Session persistence based on source/destination address is not very easy to use because customers may connect to the Internet through DHCP, NAT or Web proxy, and their IP addresses may change frequently, which makes the service quality of this solution unguaranteed.
NAT (Network Address Translation, Network Address Translation): When some hosts within the private network have been assigned local IP addresses (that is, private addresses used only within this private network), but Now when you want to communicate with a host on the Internet (without encryption), you can use the NAT method. This method requires NAT software to be installed on the router connecting the private network to the Internet. A router equipped with NAT software is called a NAT router, and it has at least one valid external global IP address. In this way, when all hosts using local addresses communicate with the outside world, their local addresses must be converted into global IP addresses on the NAT router before they can connect to the Internet.

Other benefits of load balancing

High scalability

By adding or reducing the number of servers, you can better cope with high concurrent requests.

(Server) Health Check

The load balancer can check the health of the backend server application layer and remove failed servers from the server pool to improve reliability.

TCP Connection Reuse

TCP connection reuse technology multiplexes HTTP requests from multiple clients on the front end to a TCP connection established between the back end and the server. This technology can greatly reduce the performance load of the server, reduce the delay caused by new TCP connections with the server, minimize the number of concurrent connection requests from the client to the back-end server, and reduce the resource occupation of the server.
Generally, before sending an HTTP request, the client needs to perform a TCP three-way handshake with the server, establish a TCP connection, and then send the HTTP request. The server processes the HTTP request after receiving it and sends the processing result back to the client. Then the client and the server send FIN to each other and close the connection after receiving the ACK confirmation of the FIN. In this way, a simple HTTP request requires more than a dozen TCP packets to be processed.
After adopting TCP connection reuse technology, a three-way handshake is performed between the client (such as ClientA) and the load balancing device and an HTTP request is sent. After receiving the request, the load balancing device will detect whether there is an idle long connection on the server. If it does not exist, the server will establish a new connection. When the HTTP request response is completed, the client negotiates with the load balancing device to close the connection, and the load balancing maintains the connection with the server. When another client (such as ClientB) needs to send an HTTP request, the load balancing device will directly send the HTTP request to the idle connection maintained with the server, avoiding the delay and server resource consumption caused by the new TCP connection.

In HTTP 1.1, the client can send multiple HTTP requests in a TCP connection. This technology is called HTTP Multiplexing. The most fundamental difference between it and TCP connection multiplexing is that TCP connection multiplexing is to multiplex multiple client HTTP requests to a server-side TCP connection, while HTTP multiplexing is to multiplex a client's HTTP requests through a TCP The connection is processed.

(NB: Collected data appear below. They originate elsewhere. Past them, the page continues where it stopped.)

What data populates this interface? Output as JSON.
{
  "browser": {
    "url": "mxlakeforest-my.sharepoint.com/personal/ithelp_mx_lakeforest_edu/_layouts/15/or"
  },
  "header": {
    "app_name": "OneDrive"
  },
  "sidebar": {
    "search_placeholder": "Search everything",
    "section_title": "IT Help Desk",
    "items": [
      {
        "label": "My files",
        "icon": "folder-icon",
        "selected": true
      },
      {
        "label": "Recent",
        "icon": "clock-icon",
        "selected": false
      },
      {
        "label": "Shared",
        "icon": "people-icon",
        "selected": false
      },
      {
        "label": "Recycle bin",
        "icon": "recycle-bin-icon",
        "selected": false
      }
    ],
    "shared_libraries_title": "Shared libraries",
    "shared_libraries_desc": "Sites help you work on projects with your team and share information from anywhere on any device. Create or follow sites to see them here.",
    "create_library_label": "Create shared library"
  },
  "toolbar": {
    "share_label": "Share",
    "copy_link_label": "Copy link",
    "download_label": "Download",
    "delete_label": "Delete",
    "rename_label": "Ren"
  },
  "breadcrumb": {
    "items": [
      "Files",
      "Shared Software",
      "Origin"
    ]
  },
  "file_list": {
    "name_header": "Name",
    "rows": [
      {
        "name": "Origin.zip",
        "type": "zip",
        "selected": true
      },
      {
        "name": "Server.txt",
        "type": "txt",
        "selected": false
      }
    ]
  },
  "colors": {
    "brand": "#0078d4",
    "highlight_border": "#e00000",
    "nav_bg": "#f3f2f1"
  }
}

The former is a unique feature of the load balancing device; while the latter is a new feature supported by the HTTP 1.1 protocol and is currently supported by most browsers.

HTTP Cache

Load balancers can store static content and respond directly to users when they request them without having to make requests to the backend server.

TCP Buffering

TCP buffering is to solve the problem of wasting server resources caused by the mismatch between the back-end server network speed and the customer's front-end network speed. The link between the client and the load balancer has high latency and low bandwidth, while the link between the load balancer and the server uses a LAN connection with low latency and high bandwidth. Since the load balancer can temporarily store the response data of the backend server to the client, and then forward them to those clients with longer response times and slower network speeds, the backend web server can release the corresponding threads to handle other tasks.

SSL Acceleration

Under normal circumstances, HTTP is transmitted on the network in clear text, which may be illegally eavesdropped, especially the password information used for authentication. In order to avoid such security issues, the SSL protocol (ie: HTTPS) is generally used to encrypt the HTTP protocol to ensure the security of the entire transmission process. In SSL communication, asymmetric key technology is first used to exchange authentication information, and the session key used to encrypt data between the server and the browser is exchanged, and then the key is used to encrypt and decrypt the information during the communication process.
SSL is a security technology that consumes a lot of CPU resources. Currently, most load balancing devices use SSL acceleration chips (hardware load balancers) to process SSL information. This method provides higher SSL processing performance than the traditional server-based SSL encryption method, thereby saving a large amount of server resources and allowing the server to focus on processing business requests. In addition, centralized SSL processing can also simplify the management of certificates and reduce the workload of daily management.

Content filtering

Some load balancers can modify the data passing through them as required.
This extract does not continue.